As joblessness skyrockets, civilians in Damascus province are tackling the problem by spearheading small projects – from ceramic painting to schools to yogurt – which provide employment.

Written by Youmna al-Dimashqi and Karen Leigh Published on Read time Approx. 3 minutes

DAMASCUS – As Syria’s war economy stalls, a new crisis is affecting the suburbs south of Damascus: unemployment. With almost all of Ghouta now jobless, Abu Omar is working to provide opportunities for town’s idle workforce.

During the months-long siege of Damascus’s southern suburbs, he says, residents lost their jobs as their shops were destroyed by random shelling or factories and plants set ablaze. A survey issued by the U.N, in April 2013 said that almost 1 million Syrians across the country had lost their jobs and businesses since the start of the conflict in March 2011. In some areas under opposition control, activists tracking the numbers say unemployment has hit 90 percent.

But Abu Omar’s small business initiatives are now providing employment opportunities for a number of the city’s youth.

Initiatives like Abu Omar’s could be the solution to providing jobs for thousands of qualified Syrians.

One in Douma, making and selling homemade yogurt, aimed at employing individuals whose higher education was cut short by the conflict. Yogurt was the produce of choice because it’s easy to manufacture, as it can be made in small batches in a home kitchen, and involves ingredients that are accessible.

The yogurt project employed nearly 40 local residents and was seed funded by Syrian businessmen living abroad.
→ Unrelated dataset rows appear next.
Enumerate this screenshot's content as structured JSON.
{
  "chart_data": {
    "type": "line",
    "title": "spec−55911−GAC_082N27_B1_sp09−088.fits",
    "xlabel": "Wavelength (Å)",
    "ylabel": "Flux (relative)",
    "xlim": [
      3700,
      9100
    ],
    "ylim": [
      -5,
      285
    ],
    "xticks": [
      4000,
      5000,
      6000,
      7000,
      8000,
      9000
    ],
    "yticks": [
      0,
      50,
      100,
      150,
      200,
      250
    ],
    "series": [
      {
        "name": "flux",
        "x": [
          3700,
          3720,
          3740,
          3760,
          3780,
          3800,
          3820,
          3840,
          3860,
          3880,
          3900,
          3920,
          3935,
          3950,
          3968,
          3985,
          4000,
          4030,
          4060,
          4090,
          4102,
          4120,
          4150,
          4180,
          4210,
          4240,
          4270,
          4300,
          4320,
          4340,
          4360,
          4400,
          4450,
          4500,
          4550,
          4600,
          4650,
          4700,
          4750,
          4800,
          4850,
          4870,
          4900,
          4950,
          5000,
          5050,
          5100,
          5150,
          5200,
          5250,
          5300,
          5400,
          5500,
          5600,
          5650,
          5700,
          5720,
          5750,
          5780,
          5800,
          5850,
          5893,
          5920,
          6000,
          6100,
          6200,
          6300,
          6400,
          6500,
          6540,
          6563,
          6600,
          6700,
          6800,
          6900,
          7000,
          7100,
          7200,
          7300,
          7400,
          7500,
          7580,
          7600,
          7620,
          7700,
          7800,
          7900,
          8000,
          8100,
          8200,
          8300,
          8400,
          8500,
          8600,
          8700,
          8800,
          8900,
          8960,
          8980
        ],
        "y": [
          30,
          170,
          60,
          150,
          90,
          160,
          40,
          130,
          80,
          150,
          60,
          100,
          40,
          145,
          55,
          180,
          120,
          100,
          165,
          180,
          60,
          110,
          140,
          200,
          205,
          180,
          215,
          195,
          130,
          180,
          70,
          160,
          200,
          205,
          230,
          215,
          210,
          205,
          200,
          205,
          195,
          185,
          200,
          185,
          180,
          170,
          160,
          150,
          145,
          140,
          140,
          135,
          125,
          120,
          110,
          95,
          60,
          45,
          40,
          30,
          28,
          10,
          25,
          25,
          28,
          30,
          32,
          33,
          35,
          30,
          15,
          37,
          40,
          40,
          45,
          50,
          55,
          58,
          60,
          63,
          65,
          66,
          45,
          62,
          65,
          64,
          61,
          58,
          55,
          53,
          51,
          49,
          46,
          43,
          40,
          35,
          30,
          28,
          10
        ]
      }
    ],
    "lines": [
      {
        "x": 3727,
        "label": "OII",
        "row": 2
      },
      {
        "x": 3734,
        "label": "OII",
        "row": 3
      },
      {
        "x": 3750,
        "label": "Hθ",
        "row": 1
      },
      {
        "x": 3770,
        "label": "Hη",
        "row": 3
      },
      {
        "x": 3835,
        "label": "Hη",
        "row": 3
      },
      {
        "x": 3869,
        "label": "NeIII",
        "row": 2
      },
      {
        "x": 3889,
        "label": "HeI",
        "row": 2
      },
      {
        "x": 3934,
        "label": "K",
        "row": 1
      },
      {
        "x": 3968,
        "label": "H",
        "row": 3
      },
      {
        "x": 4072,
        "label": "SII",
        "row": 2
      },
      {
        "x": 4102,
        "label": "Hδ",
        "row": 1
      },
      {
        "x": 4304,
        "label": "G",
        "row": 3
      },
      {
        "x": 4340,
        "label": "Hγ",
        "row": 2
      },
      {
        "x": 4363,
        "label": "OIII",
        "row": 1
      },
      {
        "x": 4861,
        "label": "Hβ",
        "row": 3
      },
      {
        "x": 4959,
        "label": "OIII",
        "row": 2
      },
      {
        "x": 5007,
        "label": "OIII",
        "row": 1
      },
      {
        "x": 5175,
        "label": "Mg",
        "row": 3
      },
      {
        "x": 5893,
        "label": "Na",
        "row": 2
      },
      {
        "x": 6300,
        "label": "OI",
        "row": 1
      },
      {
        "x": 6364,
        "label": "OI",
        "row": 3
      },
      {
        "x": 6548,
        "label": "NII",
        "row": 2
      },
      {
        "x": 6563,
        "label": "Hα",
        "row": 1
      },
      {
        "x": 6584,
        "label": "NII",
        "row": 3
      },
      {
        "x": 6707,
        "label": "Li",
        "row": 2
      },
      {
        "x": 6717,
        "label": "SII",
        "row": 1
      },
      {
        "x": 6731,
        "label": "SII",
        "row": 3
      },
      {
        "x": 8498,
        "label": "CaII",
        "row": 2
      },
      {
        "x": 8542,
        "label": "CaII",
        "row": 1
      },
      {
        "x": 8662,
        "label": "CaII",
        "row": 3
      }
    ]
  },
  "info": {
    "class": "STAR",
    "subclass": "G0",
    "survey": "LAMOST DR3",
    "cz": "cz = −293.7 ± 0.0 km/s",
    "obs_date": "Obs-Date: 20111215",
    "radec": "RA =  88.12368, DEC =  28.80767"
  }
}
Women activists in Ghouta started a women’s-only ceramics painting project to help 30 women who had lost a husband, father or brother and were now grappling with being their family’s breadwinner. The women collected ceramic pieces and sold them to traders in Damascus. Their raw materials were also donated by Syrians living outside the country.

Local project managers in Ghouta say the myriad projects have been able to alleviate the town’s unemployment by 10 percent.

Another project recruited teachers to work with children who have been forced out of school since the crisis began. The team of teachers received a small stipend. But one program manager says the team struggled to meet the costs of books and salaries, which can run into thousands of dollars.

Like with so much else in today’s Syria, funds for such projects are limited. Despite the project’s potential to staff dozens of young teachers, Abu Omar says it hasn’t attracted enough funding to pay living wages for the staff.

Unemployment isn’t limited just to opposition areas. Government loyalists in Homs say they have lost their jobs in both the public and private sectors because many were unable to reach their offices, which were in the besieged areas.

Faten, a 30-year-old from Homs, says she lost her job at one of the private medical clinics there after it became impossible for her to get to her office, which was located in the al-Maared neighborhood.

She says she currently depends on small local agriculture initiatives to feed herself and her family, as well as on aid provided by humanitarian NGOs working under the supervision of the Syrian government.

Fifty-year-old Issa says he lost large amounts of money after his trading business in the Damascus countryside slowed to a halt. He blames the security situation for the deteriorating economy.

“I remained silent and neutral since the beginning of the crisis,” he says, “but I was eventually forced to leave … to open a cotton plant in Turkey.”